A grande dor de viver
Milly: "Tenho com essa dor que vive aqui dentro uma relação de intimidade crescente"
Tenho com essa dor que vive aqui dentro uma relação de intimidade crescente: nunca uma coisa me pertenceu tanto
Ainda é difícil olhar uma foto sua. Não que seja preciso. Estão vivíssimos em mim seu rosto, sua voz, o jeito intenso e propositalmente infantil com que você mexia as mãos, como se elas estivessem desconectadas do pulso, sempre que alguma coisa excitante estava para acontecer: um grande jogo de futebol, um grande encontro, uma grande festa, uma grande obra. Aí você mexia as mãozinhas para cima e para baixo, freneticamente, como quem quer se livrar de um chiclete na ponta dos dedos. E falava animadamente, entre pulinhos, a respeito do que estava por vir. Era impossível não compartilhar da empolgação, ainda que o assunto fosse o projeto de uma nova ponte, ou de uma nova linha de metrô. Preciso acreditar que esse vigor todo agora vive em outro lugar, continuou para uma dimensão que não conhecemos ainda. Tanta intensidade não morre, não deixa de existir. Seria como apagar o Sol, e nenhum deus no mundo faria isso, ainda que pudesse. Não se apaga o Sol, não se apaga você.
Então, tenho que te contar que aqui embaixo a gente insiste lutando dia a dia, coisa que você fazia com tanta graça. E, embora sigamos sangrando sua falta, estamos indo. A gente e as miudezas mundanas do cotidiano, coisas que ficaram pequenas com sua ausência, mas que insistem em continuar a acontecer. Desde que você foi embora, teve o julgamento do mensalão, teve o Timão campeão do Brasil e depois da América, teve eleição para prefeito, teve o primeiro Natal sem você, teve meu aniversário, teve uma reforma aqui em casa. E teríamos falado a respeito de todas essas coisas, em miúdos detalhes, como você gostava de fazer.
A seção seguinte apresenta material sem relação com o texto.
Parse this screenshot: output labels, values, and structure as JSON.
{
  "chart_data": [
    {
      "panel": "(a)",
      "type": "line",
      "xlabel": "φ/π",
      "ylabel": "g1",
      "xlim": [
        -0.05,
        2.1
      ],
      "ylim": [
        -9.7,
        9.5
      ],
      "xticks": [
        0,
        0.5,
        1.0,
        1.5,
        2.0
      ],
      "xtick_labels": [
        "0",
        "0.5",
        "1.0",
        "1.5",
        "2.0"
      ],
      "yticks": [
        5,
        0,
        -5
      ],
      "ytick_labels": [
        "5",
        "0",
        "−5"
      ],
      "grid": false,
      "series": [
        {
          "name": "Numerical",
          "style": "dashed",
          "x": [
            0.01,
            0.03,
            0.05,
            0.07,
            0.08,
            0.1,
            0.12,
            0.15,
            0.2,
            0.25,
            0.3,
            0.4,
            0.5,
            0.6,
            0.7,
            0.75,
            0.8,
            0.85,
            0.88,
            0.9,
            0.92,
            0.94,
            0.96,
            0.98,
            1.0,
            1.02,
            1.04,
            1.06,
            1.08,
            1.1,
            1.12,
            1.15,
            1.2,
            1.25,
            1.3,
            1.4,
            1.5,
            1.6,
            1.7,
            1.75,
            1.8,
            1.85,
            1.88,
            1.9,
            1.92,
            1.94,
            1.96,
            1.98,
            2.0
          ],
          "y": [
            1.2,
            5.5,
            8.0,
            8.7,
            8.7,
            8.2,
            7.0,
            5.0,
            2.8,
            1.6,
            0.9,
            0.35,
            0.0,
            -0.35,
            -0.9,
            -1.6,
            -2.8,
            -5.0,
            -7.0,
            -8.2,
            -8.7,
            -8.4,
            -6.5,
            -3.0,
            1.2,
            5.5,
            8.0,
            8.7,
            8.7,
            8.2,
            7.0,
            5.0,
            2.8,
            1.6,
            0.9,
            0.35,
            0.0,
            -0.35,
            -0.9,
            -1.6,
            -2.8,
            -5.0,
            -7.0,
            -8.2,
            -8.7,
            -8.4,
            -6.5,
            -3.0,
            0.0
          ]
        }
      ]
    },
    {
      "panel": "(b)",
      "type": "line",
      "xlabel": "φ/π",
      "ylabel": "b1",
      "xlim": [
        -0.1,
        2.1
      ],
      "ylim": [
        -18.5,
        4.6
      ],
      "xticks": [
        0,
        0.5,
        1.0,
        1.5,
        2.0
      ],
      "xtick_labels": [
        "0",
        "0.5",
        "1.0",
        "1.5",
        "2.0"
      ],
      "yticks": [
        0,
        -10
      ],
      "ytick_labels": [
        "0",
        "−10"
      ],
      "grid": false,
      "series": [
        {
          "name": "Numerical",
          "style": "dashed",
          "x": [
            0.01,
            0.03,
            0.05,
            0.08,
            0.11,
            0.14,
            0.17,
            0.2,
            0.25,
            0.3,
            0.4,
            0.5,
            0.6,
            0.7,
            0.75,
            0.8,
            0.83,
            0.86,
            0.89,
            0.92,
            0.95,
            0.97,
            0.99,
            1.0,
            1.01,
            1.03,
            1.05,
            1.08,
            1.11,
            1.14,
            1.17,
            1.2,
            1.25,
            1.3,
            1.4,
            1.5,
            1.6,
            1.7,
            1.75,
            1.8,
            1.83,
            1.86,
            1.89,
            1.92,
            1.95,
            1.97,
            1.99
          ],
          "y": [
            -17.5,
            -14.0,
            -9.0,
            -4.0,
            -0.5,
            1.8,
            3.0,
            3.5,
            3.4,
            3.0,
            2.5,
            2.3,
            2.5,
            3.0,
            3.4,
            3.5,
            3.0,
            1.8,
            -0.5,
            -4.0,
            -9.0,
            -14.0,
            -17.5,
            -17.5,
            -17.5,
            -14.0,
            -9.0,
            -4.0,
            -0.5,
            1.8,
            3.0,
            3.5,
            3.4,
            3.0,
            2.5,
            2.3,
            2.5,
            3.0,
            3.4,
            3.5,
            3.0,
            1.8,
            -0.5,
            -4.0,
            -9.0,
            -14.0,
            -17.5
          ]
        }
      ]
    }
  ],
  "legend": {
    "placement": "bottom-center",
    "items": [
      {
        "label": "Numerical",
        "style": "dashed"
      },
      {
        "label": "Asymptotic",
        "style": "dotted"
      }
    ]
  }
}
Ao Pacaembu quase não consigo mais ir porque a dor de estar ali dentro, olhar para o lado e não ver você gritando alguma coisa impublicável para o juiz ainda é colossal. Mas é estranho notar como a dor pode ir perdendo a cor forte, adquirindo uma mais fraca e dando espaço para que um tipo de saudade, que eu não sabia que existia no mundo, se instale.
Saudade boa
No começo, era uma saudade sofrida e desesperada, capaz de me tirar o ar, mas aos poucos ela também perdeu alguns tons e foi virando uma saudade que mistura dor, alegria e a inigualável sensação de ter tido a sorte de conhecer alguém como você. Hoje, sou capaz de rir quando lembro das coisas que você gritava para o juiz. E gritava tanto, e tão mais forte que os outros torcedores, que quando eles coletivamente paravam de urrar sentiam-se obrigados a olhar para trás e ver de quem era aquela voz que continuava a se indignar. Era a sua. E eu do seu lado, já rindo, mas sem que você percebesse.
No começo, juro que torcia para o Corinthians apenas para ver você feliz. Nem sei quando comecei a torcer para me ver feliz, mas hoje agradeço demais a você por ter me deixado o time como herança. Sabia que quando ganhamos a América eu paguei uma promessa e corri pelada pelo jardim? Você teria se esbaldado de rir, e depois teria dito, quase séria, que eu era maluca, de um jeito meio culpado, como quem sabe ter sido a responsável por despertar em mim esse tipo de piração.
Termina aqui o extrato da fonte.